Flex Chronicles: Part 2

Was there a part 1? Yeah dude, when I used it before. I didn’t make it through many tutorials, though, only the walkthrows and videos. Last night and this morning, I went through that 56 page PDF tutorial (you can also see it LiveDocs). I’ve been digging around in the samples, LiveDocs, and pinging peeps on AIM and email for help when I run into a brick wall.

All in all, Flex is pretty hot. The speed at which you can develop form based apps seems like it’ll be faster than what you can do in Flash. It’s slow for me because I’m still learning, but I’m digging the layout tools the most; reminds me a lot of XUL …only, it’s Flash. The direct linking of CSS stylesheet props like you do with HTML is just rad.

As I hit weird hurdles, I’ll document them here. Even though most are probably newb, green, cut your teeth types of problems, I’d much rather be the newb who can go on Google, type in his/her issue, and find my site lamenting about how I already went through the problem, and posting a solution.

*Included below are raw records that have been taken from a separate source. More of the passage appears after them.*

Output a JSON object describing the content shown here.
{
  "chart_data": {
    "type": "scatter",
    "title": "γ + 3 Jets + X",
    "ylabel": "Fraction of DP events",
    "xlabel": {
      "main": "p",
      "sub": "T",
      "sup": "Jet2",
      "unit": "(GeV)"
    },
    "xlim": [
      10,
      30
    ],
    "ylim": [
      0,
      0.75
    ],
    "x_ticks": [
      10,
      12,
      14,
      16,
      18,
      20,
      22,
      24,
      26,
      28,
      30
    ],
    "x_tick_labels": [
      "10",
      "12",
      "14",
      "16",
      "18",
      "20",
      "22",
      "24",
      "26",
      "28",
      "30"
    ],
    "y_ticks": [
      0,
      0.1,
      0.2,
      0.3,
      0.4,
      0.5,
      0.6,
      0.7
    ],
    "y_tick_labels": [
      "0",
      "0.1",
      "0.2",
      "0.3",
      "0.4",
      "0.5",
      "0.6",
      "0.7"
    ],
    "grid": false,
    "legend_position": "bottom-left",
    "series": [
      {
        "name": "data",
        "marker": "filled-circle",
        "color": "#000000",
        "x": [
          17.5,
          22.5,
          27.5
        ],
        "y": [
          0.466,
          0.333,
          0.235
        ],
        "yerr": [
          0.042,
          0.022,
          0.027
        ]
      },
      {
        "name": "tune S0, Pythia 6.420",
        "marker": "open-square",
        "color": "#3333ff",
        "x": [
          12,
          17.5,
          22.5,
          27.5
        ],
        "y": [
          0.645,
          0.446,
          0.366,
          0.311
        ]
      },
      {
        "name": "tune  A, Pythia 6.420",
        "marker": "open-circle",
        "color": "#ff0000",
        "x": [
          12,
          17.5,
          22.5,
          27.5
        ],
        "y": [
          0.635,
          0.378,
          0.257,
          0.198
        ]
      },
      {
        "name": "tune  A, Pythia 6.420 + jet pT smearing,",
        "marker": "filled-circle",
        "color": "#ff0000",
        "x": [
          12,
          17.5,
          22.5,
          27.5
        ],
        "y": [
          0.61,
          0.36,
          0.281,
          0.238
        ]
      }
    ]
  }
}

Without further adu(sp?), I was having problems with Flex finding my external script. I’m making my GUI in an MXML component, and referencing the class code out (well…like, just functions and properties, that’s how Flex makes classes associated with an MXML component; weird concept (weird cause it’s new to me)). It kept complaining it couldn’t find it. I tried all kinds of filepaths after reading about how import/include work in the LiveDocs, and finally foobarred it enough to cause a Java nullpointer excepion. Reading the exception, the full filepath was on the server, not my site folder. Turns out my frikin’ file wasn’t on the server. When you run an MXML file, Flex Builder’ll upload it to your test server. However, it didn’t upload the dependant file, Login_script.as. I uploaded the scirpt, and she runs fine. Dar dar dar… so, if you have a similiar problem with your external as files, now you know; just upload them.

…I’m just worried about 60 days from now; I’m not sure how I’m gonna pay for Flex Builder and Flex. Flashcom’s easy; you just get a server with a few amount of users from an ISP who hosts it for you. Not sure about Flex, though. Maybe I can qualify as one of those not-for-profits or something. :: shrugs :: Anyone know someone who knows someone who knows what I could do?

3 Replies to “Flex Chronicles: Part 2”

  1. JXL nice post there. I’ll be interested to hear your thoughts on Flex as you progress in development. Initially I have to agree with you that the price point is a disincentive.